There is typically very little communication/interaction between data-consumers
from different organizations, (except in formal business relationships like Facebook &
Advertisers from above), so if the user provides some information to a data-consumer
(e.g. this location is my home), then the user probably needs to provide that
information separately to other data-consumers, even if they were okay with that
information being used by other data consumers as well.
4.1.2 Summary
The way that these stakeholders interact today is troubling and leaves much to be
desired. Data-loggers wield a lot of power in deciding what data is collected, how it is
stored, and who has access to it. With this power also comes the responsibility of
maintaining the user’s trust, and obeying laws. Data-consuming services want to
provide their users the best possible service, which can rely in part on access to the
user’s data. Users want to receive the best services possible, but also want to be
comfortable with how their data is being used, which requires a combination of
transparency and trust. Finally, all stakeholders are seeking to minimize costs, even
at the expense of other stakeholders (e.g. storing data and providing it through an
API can cost money, so loggers may avoid it).
Examining the ecosystem of personal data in this way highlights clear problems with
how personal data is managed today. The current ecosystem stifles innovation,
facilitates lock-in, and offers a sub-optimal user experience.
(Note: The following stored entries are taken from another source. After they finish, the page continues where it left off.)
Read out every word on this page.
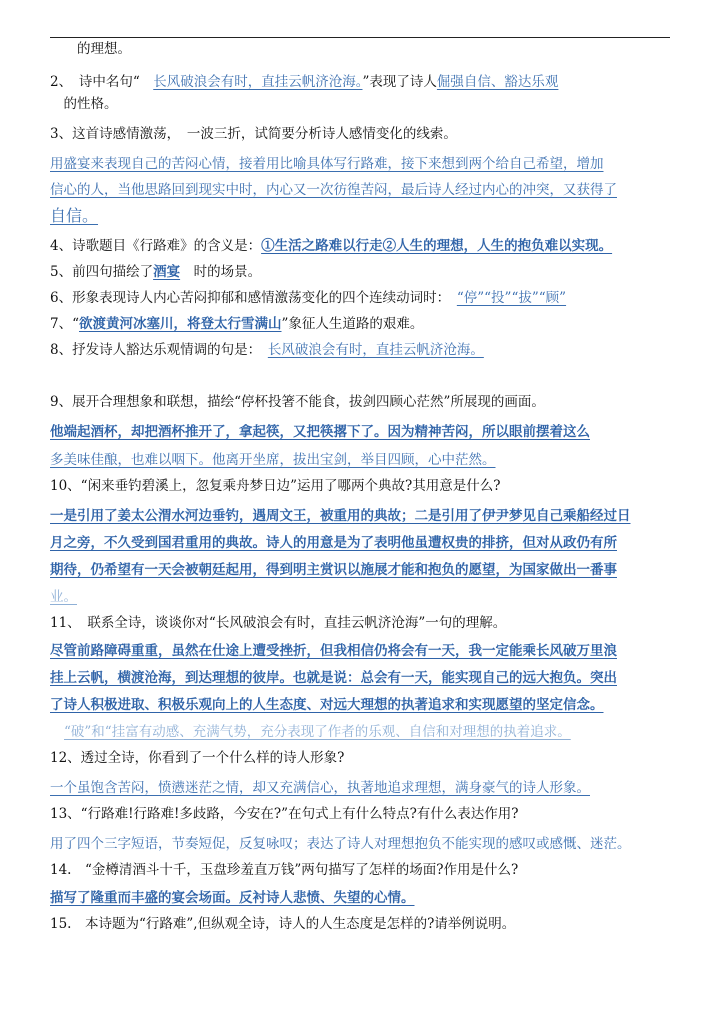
　　的理想。
2、　诗中名句“　长风破浪会有时，直挂云帆济沧海。”表现了诗人倔强自信、豁达乐观
　的性格。
3、这首诗感情激荡，　一波三折，试简要分析诗人感情变化的线索。
用盛宴来表现自己的苦闷心情，接着用比喻具体写行路难，接下来想到两个给自己希望，增加
信心的人，当他思路回到现实中时，内心又一次彷徨苦闷，最后诗人经过内心的冲突，又获得了
自信。
4、诗歌题目《行路难》的含义是：①生活之路难以行走②人生的理想，人生的抱负难以实现。
5、前四句描绘了酒宴　时的场景。
6、形象表现诗人内心苦闷抑郁和感情激荡变化的四个连续动词时：　“停”“投”“拔”“顾”
7、“欲渡黄河冰塞川，将登太行雪满山”象征人生道路的艰难。
8、抒发诗人豁达乐观情调的句是：　长风破浪会有时，直挂云帆济沧海。
9、展开合理想象和联想，描绘“停杯投箸不能食，拔剑四顾心茫然”所展现的画面。
他端起酒杯，却把酒杯推开了，拿起筷，又把筷撂下了。因为精神苦闷，所以眼前摆着这么
多美味佳酿，也难以咽下。他离开坐席，拔出宝剑，举目四顾，心中茫然。
10、“闲来垂钓碧溪上，忽复乘舟梦日边”运用了哪两个典故?其用意是什么?
一是引用了姜太公渭水河边垂钓，遇周文王，被重用的典故；二是引用了伊尹梦见自己乘船经过日
月之旁，不久受到国君重用的典故。诗人的用意是为了表明他虽遭权贵的排挤，但对从政仍有所
期待，仍希望有一天会被朝廷起用，得到明主赏识以施展才能和抱负的愿望，为国家做出一番事
业。
11、　联系全诗，谈谈你对“长风破浪会有时，直挂云帆济沧海”一句的理解。
尽管前路障碍重重，虽然在仕途上遭受挫折，但我相信仍将会有一天，我一定能乘长风破万里浪
挂上云帆，横渡沧海，到达理想的彼岸。也就是说：总会有一天，能实现自己的远大抱负。突出
了诗人积极进取、积极乐观向上的人生态度、对远大理想的执著追求和实现愿望的坚定信念。
“破”和“挂富有动感、充满气势，充分表现了作者的乐观、自信和对理想的执着追求。
12、透过全诗，你看到了一个什么样的诗人形象?
一个虽饱含苦闷，愤懑迷茫之情，却又充满信心，执著地追求理想，满身豪气的诗人形象。
13、“行路难!行路难!多歧路，今安在?”在句式上有什么特点?有什么表达作用?
用了四个三字短语，节奏短促，反复咏叹；表达了诗人对理想抱负不能实现的感叹或感慨、迷茫。
14.　“金樽清酒斗十千，玉盘珍羞直万钱”两句描写了怎样的场面?作用是什么?
描写了隆重而丰盛的宴会场面。反衬诗人悲愤、失望的心情。
15.　本诗题为“行路难”,但纵观全诗，诗人的人生态度是怎样的?请举例说明。
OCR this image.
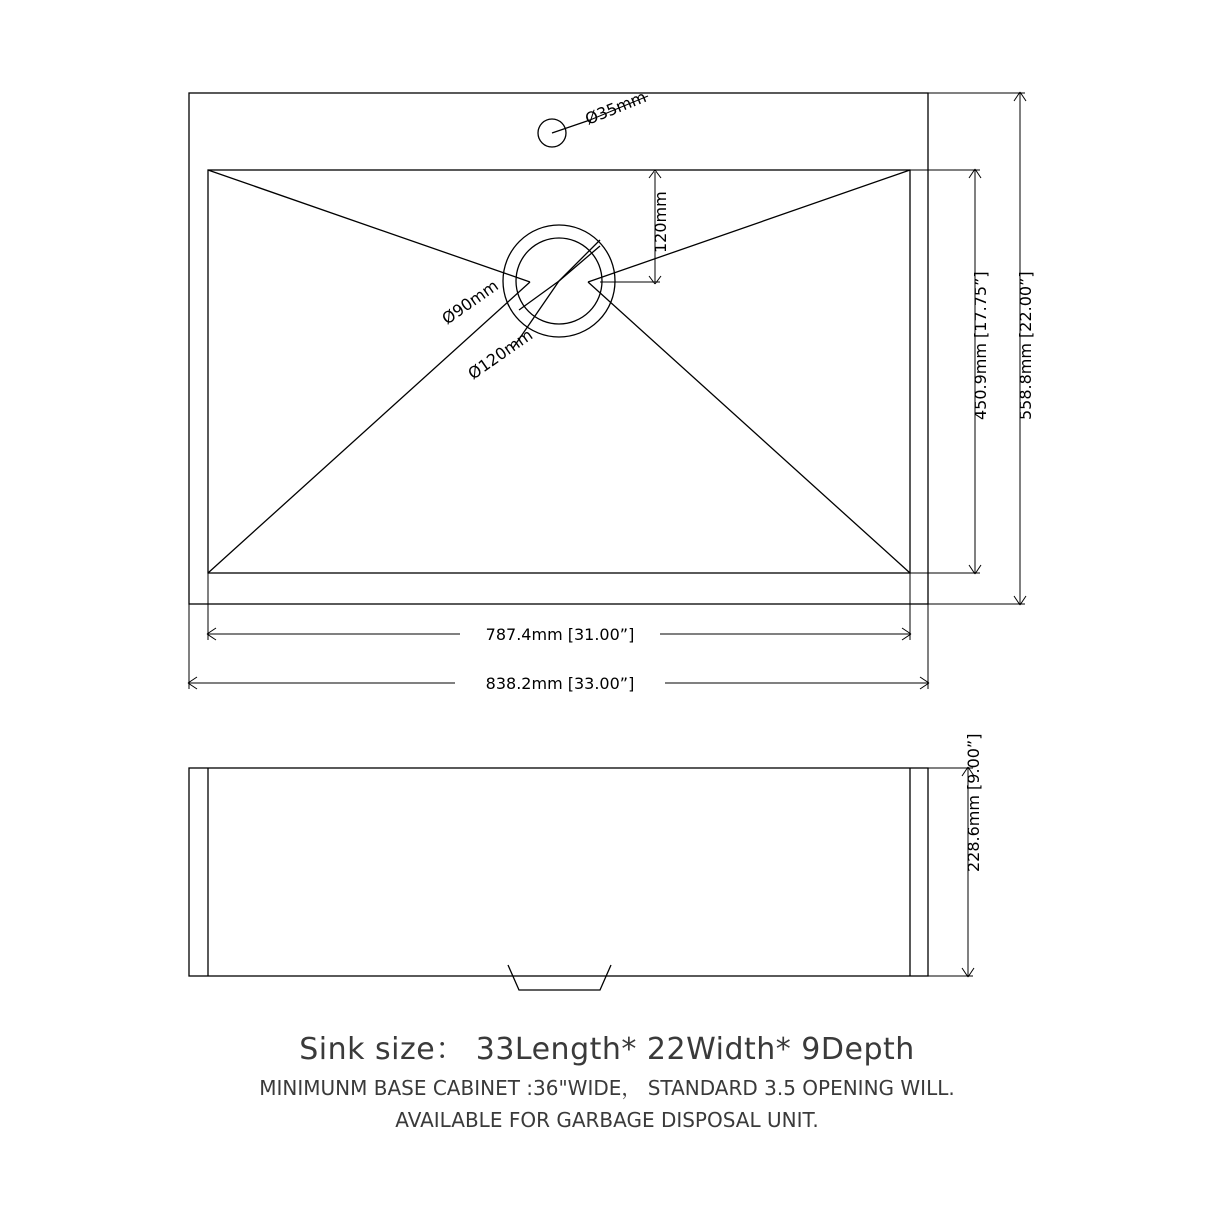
Ø35mm
Ø90mm
Ø120mm
120mm
450.9mm [17.75”] 558.8mm [22.00”]
787.4mm [31.00”]
838.2mm [33.00”]
228.6mm [9.00”]
Sink size： 33Length* 22Width* 9Depth
MINIMUNM BASE CABINET :36"WIDE， STANDARD 3.5 OPENING WILL.
AVAILABLE FOR GARBAGE DISPOSAL UNIT.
Considering these issues
holistically offers the potential to improve personal data for all stakeholders.
4.2 The Personal Data Continuum
In this thesis, data is considered personal data if it describes something, anything,
about an individual person: her behavior, her interests, her social relationships. So
far in this thesis, personal data has been discussed as a single concept: either
something is personal data or it is not. However, to fully engage how personal data is
collected, stored, and used, it is useful to think about different kinds of personal data
and how they are related to each other.
16
http://www.nytimes.com/2012/02/19/magazine/shopping-habits.html?pagewanted=7
74
Chapter 4: A Conceptual Framework for Personal Data
This section develops the idea that personal data can be thought of as falling
somewhere along a continuum. This continuum is a core component of the
conceptual framework. It ranges from very low-level data (e.g. a log of accelerometer
data, latitude and longitude coordinates, audio levels) to extremely high-level data
(e.g. my behaviors that do not support sustainability, the set of skills that I don’t have
which would be most beneficial to learn, an inference of the state of my mental
health). Personal data can exist at various points along the continuum. The personal
data continuum is intended to be continuous rather than discrete, however it’s also
important to keep in mind that continuum is a conceptual tool, not an absolute
dimension. The personal data continuum described here is one of two components
(the other being the steps introduced in section 4.3) of the conceptual framework for
working with personal data (described in section 4.4). The following examples offer
additional perspective into various points along the personal data continuum.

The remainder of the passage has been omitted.